Concert
Shostakovich and Bartok
Bar-to-Bar Piano Quintet
Neptune Courtyard, The Palace, Valletta

Despite this concert being in the open, the air was pretty hot and oppressive, but the consolation was a beautiful performance by some of the best musicians we have. The string players are seasoned performers and all are members of the Malta Philharmonic Orchestra.

Two of them, Italo-Albanian violinist Klara Nazaj and Hungarian cellist Akos Kertesz, have been among us for a number of years and are well entrenched in the local music scene. Violinist Marcelline Agius, leader of the MPO, and viola player Nadia Debono, its principal viola, are two formidable local performers and in this particular formation this quartet teams up with pianist Joanne Camilleri, founder of the Bar-to-Bar Piano Quintet and one of the leading pianists of her generation.

The programme featured two very different piano quintets by two great composers, starting with the Shostakovich in G minor, Op. 57 (1940). The performers were very mindful of the contrasting natures of the various movements, like the rather grand projection of the opening prelude and its sort of corollary, the fugue that is the second movement. It was evident too that piano and strings were able to make the best of the multi-faceted textural aspects both individually as well as combined as a quartet within the quintet and then also with the piano.

Perhaps it was in the rollicking scherzo that the music was best projected, perforce contrasting with the previous, more staid, movements. Unusually for a piano quintet, Shostakovich allows the piano very little prominence except in the scherzo. The contrasts with the scherzo’s surrounding movements continued in the rather reflective intermezzo.
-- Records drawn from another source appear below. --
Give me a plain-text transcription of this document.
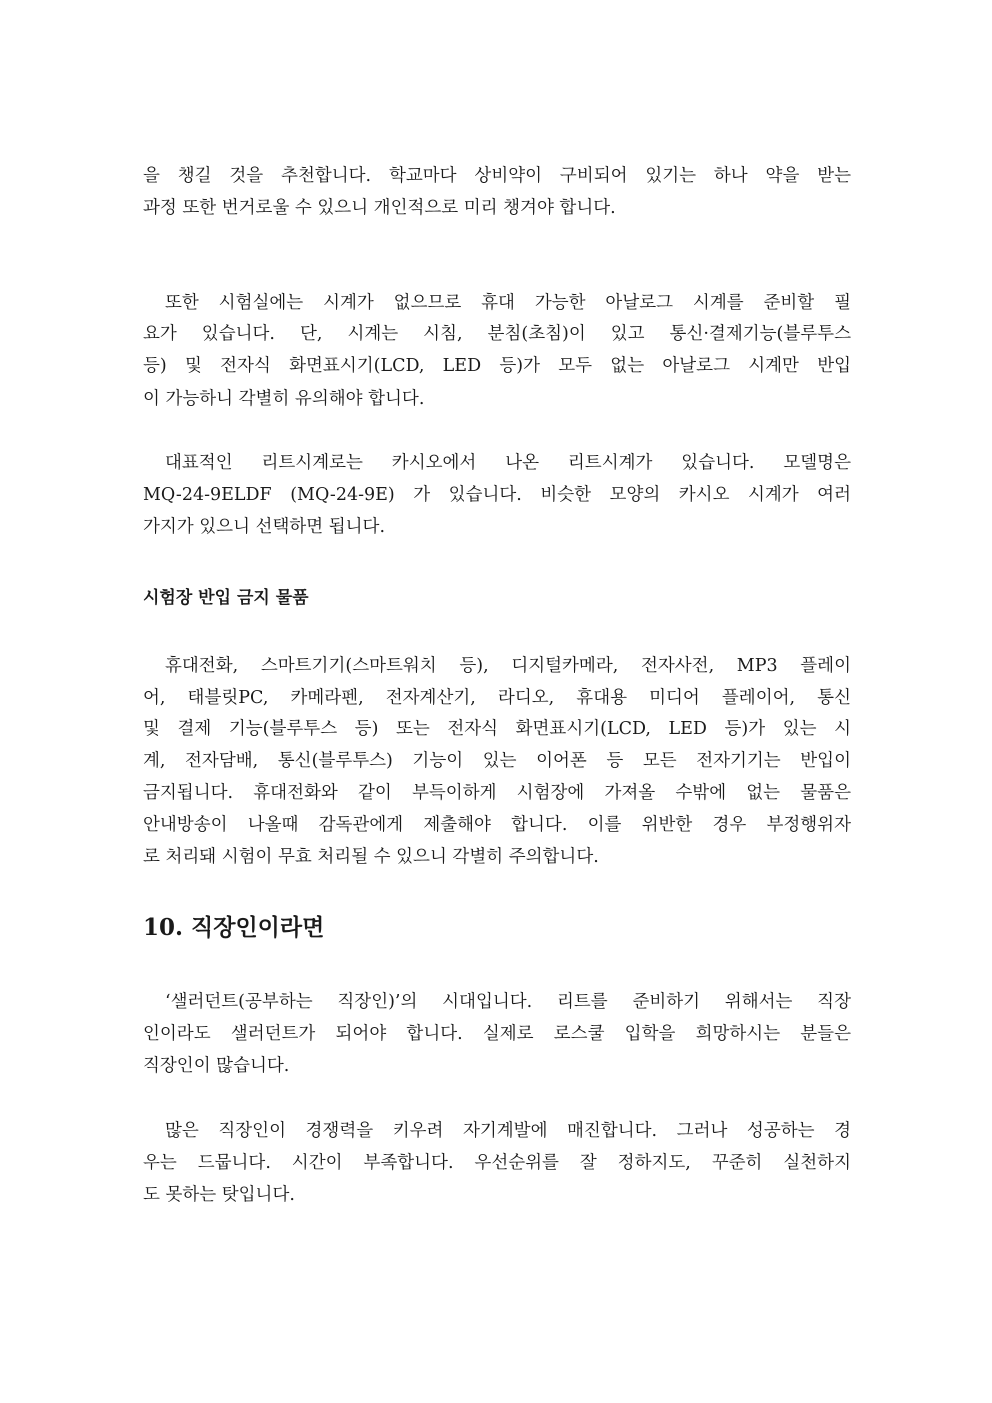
을 챙길 것을 추천합니다. 학교마다 상비약이 구비되어 있기는 하나 약을 받는
과정 또한 번거로울 수 있으니 개인적으로 미리 챙겨야 합니다.
또한 시험실에는 시계가 없으므로 휴대 가능한 아날로그 시계를 준비할 필
요가 있습니다. 단, 시계는 시침, 분침(초침)이 있고 통신·결제기능(블루투스
등) 및 전자식 화면표시기(LCD, LED 등)가 모두 없는 아날로그 시계만 반입
이 가능하니 각별히 유의해야 합니다.
대표적인 리트시계로는 카시오에서 나온 리트시계가 있습니다. 모델명은
MQ-24-9ELDF (MQ-24-9E) 가 있습니다. 비슷한 모양의 카시오 시계가 여러
가지가 있으니 선택하면 됩니다.
시험장 반입 금지 물품
휴대전화, 스마트기기(스마트워치 등), 디지털카메라, 전자사전, MP3 플레이
어, 태블릿PC, 카메라펜, 전자계산기, 라디오, 휴대용 미디어 플레이어, 통신
및 결제 기능(블루투스 등) 또는 전자식 화면표시기(LCD, LED 등)가 있는 시
계, 전자담배, 통신(블루투스) 기능이 있는 이어폰 등 모든 전자기기는 반입이
금지됩니다. 휴대전화와 같이 부득이하게 시험장에 가져올 수밖에 없는 물품은
안내방송이 나올때 감독관에게 제출해야 합니다. 이를 위반한 경우 부정행위자
로 처리돼 시험이 무효 처리될 수 있으니 각별히 주의합니다.
10. 직장인이라면
‘샐러던트(공부하는 직장인)’의 시대입니다. 리트를 준비하기 위해서는 직장
인이라도 샐러던트가 되어야 합니다. 실제로 로스쿨 입학을 희망하시는 분들은
직장인이 많습니다.
많은 직장인이 경쟁력을 키우려 자기계발에 매진합니다. 그러나 성공하는 경
우는 드뭅니다. 시간이 부족합니다. 우선순위를 잘 정하지도, 꾸준히 실천하지
도 못하는 탓입니다.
The finely-balanced way the music was performed continued when the cloud was lifted and the work went on to a bright finale, with just a brief throwback to the previous mood before its definite conclusion.
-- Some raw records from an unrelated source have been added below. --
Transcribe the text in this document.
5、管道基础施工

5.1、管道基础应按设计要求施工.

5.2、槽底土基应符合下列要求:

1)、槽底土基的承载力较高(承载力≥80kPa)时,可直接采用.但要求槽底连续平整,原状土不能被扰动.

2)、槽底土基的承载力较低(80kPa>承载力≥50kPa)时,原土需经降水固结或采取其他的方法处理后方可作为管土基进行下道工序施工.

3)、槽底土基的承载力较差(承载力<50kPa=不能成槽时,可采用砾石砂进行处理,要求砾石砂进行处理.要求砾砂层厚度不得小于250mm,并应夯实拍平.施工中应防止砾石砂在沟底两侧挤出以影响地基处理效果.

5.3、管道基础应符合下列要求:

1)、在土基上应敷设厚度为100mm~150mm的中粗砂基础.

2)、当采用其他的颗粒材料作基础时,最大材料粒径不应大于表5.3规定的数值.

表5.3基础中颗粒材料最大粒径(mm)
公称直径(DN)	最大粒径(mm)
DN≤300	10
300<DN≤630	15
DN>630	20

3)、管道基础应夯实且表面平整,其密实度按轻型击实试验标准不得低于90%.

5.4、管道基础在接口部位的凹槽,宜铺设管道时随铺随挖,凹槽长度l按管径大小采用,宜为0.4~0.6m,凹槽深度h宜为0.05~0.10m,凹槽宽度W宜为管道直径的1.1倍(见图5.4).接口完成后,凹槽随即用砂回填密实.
While somehow most of Shostakovich’s music is always pretty recognisable, those familiar with the bulk of Bartok but not so with his early Piano Quintet (1903-4) find it hard to associate it with him. It is also probable that together with the Shostakovich this was the first performance by a local ensemble.

Bartok’s only piano quintet was pretty successful. The writing for the instruments is indeed richer and therefore the music stood out more, as if there were a sudden change in the acoustics which inevitably were sometimes affected by noise extraneous to the venue. In this work one liked listening to the warmth emanating from the music as it harkened back to the Romantic influences to which the young Bartok had been exposed. Still, his voice was already making itself felt.

Both the vivace and the immediately-following scherzo were performed with great verve and balance. More romantic touches marked the very-warmly-felt adagio, and there was great fun in the concluding poco a poco più vivace which in real fact kept building up the tension and receding only to start all over again, tantalisingly offering a climax but attacking the sense yet again until the final and exciting conclusion.